Started developing a deduplication feature

Marcel Lauhoff <lauhoff@xxxxxxxxxxxx> · Fri, 1 Apr 2016 19:25:57 +0200

Hi Ceph,

deduplication has been discussed on the list a couple of times.
Over the next months I'll be working on a prototype.

In short: Use a content-addressed storage pool backed by a pool
acting as storage and distributed fingerprint index.

Two pools: (1) pool that does the content addressing, (2) storage / index pool.
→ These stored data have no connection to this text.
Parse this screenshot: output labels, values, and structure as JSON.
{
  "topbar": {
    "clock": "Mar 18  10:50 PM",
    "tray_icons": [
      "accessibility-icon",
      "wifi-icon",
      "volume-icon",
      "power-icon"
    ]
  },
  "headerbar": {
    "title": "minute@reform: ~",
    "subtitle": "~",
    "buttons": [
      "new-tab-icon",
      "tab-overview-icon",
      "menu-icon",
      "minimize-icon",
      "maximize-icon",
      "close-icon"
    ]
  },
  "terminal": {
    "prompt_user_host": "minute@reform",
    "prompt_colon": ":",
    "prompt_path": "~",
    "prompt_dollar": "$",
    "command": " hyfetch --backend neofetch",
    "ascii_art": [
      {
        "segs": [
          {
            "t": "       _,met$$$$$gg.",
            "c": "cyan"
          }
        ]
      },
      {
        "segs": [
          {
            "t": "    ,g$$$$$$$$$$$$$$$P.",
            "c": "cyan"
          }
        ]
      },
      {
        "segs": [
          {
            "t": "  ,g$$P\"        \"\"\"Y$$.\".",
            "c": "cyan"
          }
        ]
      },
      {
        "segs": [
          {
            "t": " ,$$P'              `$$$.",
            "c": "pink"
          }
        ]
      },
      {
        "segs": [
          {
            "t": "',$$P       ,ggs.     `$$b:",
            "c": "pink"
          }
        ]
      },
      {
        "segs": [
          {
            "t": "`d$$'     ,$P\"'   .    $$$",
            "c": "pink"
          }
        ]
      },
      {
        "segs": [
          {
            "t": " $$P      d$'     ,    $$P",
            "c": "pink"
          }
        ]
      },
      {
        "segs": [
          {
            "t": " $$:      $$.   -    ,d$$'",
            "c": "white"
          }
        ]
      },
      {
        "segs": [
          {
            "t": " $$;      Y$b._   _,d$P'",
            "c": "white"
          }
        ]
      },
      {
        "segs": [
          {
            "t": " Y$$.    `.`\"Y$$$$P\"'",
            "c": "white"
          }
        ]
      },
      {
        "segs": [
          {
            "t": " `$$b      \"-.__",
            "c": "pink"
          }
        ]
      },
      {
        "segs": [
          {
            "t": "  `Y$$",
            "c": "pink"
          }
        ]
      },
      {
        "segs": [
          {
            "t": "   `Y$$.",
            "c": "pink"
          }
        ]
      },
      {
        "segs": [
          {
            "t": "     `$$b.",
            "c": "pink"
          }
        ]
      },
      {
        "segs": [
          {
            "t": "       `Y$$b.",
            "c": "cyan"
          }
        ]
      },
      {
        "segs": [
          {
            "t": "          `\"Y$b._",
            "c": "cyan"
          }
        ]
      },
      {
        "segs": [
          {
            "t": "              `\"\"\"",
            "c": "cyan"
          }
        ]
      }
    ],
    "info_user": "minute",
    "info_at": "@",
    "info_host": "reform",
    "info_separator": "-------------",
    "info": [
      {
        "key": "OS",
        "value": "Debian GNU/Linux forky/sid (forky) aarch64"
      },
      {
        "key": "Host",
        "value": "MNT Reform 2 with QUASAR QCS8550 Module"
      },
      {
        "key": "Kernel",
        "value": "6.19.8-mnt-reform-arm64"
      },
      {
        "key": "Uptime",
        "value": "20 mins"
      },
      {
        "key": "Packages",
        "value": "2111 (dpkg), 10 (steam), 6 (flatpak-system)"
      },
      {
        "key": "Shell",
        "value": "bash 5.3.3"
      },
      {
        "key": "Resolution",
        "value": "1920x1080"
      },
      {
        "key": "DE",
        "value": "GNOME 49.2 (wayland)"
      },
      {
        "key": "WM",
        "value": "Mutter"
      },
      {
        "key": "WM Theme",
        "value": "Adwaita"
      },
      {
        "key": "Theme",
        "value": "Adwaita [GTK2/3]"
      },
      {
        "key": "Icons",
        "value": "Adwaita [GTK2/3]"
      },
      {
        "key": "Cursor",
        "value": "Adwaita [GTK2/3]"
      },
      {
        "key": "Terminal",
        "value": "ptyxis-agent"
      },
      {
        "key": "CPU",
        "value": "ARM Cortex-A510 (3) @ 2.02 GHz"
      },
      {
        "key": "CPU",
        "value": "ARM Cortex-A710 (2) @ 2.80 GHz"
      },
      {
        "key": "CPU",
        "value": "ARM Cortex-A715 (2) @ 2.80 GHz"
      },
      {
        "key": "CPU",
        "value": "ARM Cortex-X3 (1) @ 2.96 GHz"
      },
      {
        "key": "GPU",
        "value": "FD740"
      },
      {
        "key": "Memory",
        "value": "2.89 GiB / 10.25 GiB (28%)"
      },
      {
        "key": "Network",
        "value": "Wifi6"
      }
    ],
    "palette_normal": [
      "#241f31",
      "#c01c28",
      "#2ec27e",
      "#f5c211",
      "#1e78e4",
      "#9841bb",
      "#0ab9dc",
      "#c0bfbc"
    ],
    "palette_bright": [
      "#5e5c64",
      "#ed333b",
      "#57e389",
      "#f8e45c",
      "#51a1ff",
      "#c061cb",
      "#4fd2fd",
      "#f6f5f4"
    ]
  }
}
OSDs in the first pool readdress and chuck/reassemble objects.
They then store the new objects/chunks in a second pool.
The first pool uses a new PG backend ("CAS Backend"),
while the second can use replication or erasure coding.

The CAS backend computes fingerprints for incoming objects and
stores the fingerprint <-> original object name mapping.
It then forwards the data to a storage pool, addressing the objects by
fingerprint (the content defined name).

The storage pool therefore serves as a distributed fingerprint index.
CRUSH selects the responsible OSDs. The OSDs know their objects.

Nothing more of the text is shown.